天地も左右もない闇の中、五感は絶え、呼吸すらしているのかもわからない。
自分の輪郭さえ不明だ。いったい何処からが私で、何処までが私なのだろうか。
すべてが不鮮明で不透明で、探れば探るほど意識は不透明に稀釈され攪拌されていく。
私が、私でなくなっていく……。
だが、それが、心地良い。
何もかもを放り出して、このまま漂っていたいと思うほどに気持ち良い。
だけど――わかっている。現実は残酷だ。こんな優しい結末など赦してくれるはずがない。
「………」
頬を切る風切り音が、意識を現実へと引き戻していく。
空気の抵抗。内臓が浮いている。
真下にはささくれ立ったアスファルト。どうやら落下の最中のようだ。
地表までの距離は、七メートル強……。うん。この速度であれば、問題はない……。
「無事到着……っと」
くるりと中空で身を捩り、猫のようなしなやかさで足から着地する。
ブーツを通じて衝撃が体内に伝わるが、膝が軽く軋んだ程度だ。魔術師の身体能力は世俗民の数倍に匹敵する。それは、後天的に魔術師として改造された身であっても変わらない。
真夜中の静寂に佇む摩天楼。スクランブル交差点の真っ直中に降り立った柊は、それとなく周囲に目を配る。
証券会社の看板を掲げた高層ビル。信用金庫と税理士事務所。居酒屋にカラオケ店。路上パーキング……。
霧郡には近畿地方有数の金融街があると聞いた。多分、此処がそうだろう。青看板に書かれた地名もあっている。
人気はない。完全に無人だ。生命の息吹き一つ感じない。
ふと気になって、天を見上げる。
「霧郡は常在暗夜。亜空隙に閉じ込められた影響から、決して陽は昇らないと聞いてはいたけど……」
眉を顰めたのは、夜空を彩る星々があまりに眩しく輝いていたから。
電力が断たれているためか、街灯や信号などは機能していない。なのに、暗視に頼らず街の様相を隅々まで見渡せるのは、この絢爛豪華な宝石箱のおかげだろうか。

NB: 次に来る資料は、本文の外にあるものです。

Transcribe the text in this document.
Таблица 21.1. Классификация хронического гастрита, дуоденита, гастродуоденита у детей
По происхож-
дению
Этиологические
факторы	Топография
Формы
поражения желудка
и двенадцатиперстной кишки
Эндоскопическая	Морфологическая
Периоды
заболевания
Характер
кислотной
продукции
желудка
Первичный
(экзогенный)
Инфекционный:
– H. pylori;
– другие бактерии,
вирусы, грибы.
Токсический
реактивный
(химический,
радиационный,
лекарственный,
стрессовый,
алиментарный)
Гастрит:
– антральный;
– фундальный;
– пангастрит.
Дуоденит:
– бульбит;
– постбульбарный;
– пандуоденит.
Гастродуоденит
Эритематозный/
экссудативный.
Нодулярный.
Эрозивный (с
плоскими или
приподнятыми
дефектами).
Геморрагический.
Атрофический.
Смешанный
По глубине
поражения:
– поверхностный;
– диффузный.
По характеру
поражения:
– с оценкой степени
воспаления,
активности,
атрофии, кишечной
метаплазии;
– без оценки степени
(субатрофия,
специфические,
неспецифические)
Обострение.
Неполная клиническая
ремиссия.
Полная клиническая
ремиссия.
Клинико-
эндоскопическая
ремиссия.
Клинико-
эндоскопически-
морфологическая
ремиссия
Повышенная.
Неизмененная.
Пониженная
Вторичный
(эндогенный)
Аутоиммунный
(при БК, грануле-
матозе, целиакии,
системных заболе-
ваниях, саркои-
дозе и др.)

「天体運動はしていない。ずっと同じ場所で輝いているし、未知の銀河や惑星なんかもあるようだけれど……月はないのよね、何故か」
次元破断が襲来した際、霧郡上空には満月が昇っていたはず。
だが、見当たらないからと言って不思議に思うことはない。
此処は霧郡。もはや我々の常識の何物も通用しない異世界だ。
「目視での安全確認、完了……」
呟くが、それに応じる声はない。
柊は振り返り、自分が抜け出たそれを仰ぐ。
現世から霧郡へと通じた次元穴。その一方通行の出入り口は、スクランブル交差点の上空約十メートルにて、乳白色の靄の渦となって漂っている。
(あのまま終わってくれても良かった……なんて、矛盾しているわよね。必ず報いを受けさせると誓ったのに……)
柊は溜息を吐く。どうして迷いなく飛び込めたのか、自分でもその理由はわからない。
もう考えるのはよそう。そろそろ二分が経過する。
鉱山のカナリアにされたことには腹が立つが、柊と久慈原の間にはそれだけの力量差がある。
せいぜい畏まってご機嫌取りを――
「おやおや、随分と可愛らしいお客様がいらっしゃいましたねー」
背後から湧いた女の声に、柊は驚愕する。まったく気が付かなかった。注意を払っていたはずなのに……。
柊は霊絡神経を励起。魔力を汲み出し、脳の術式回路を稼働させ、掌に炎鎖を顕現させつつ振り返る。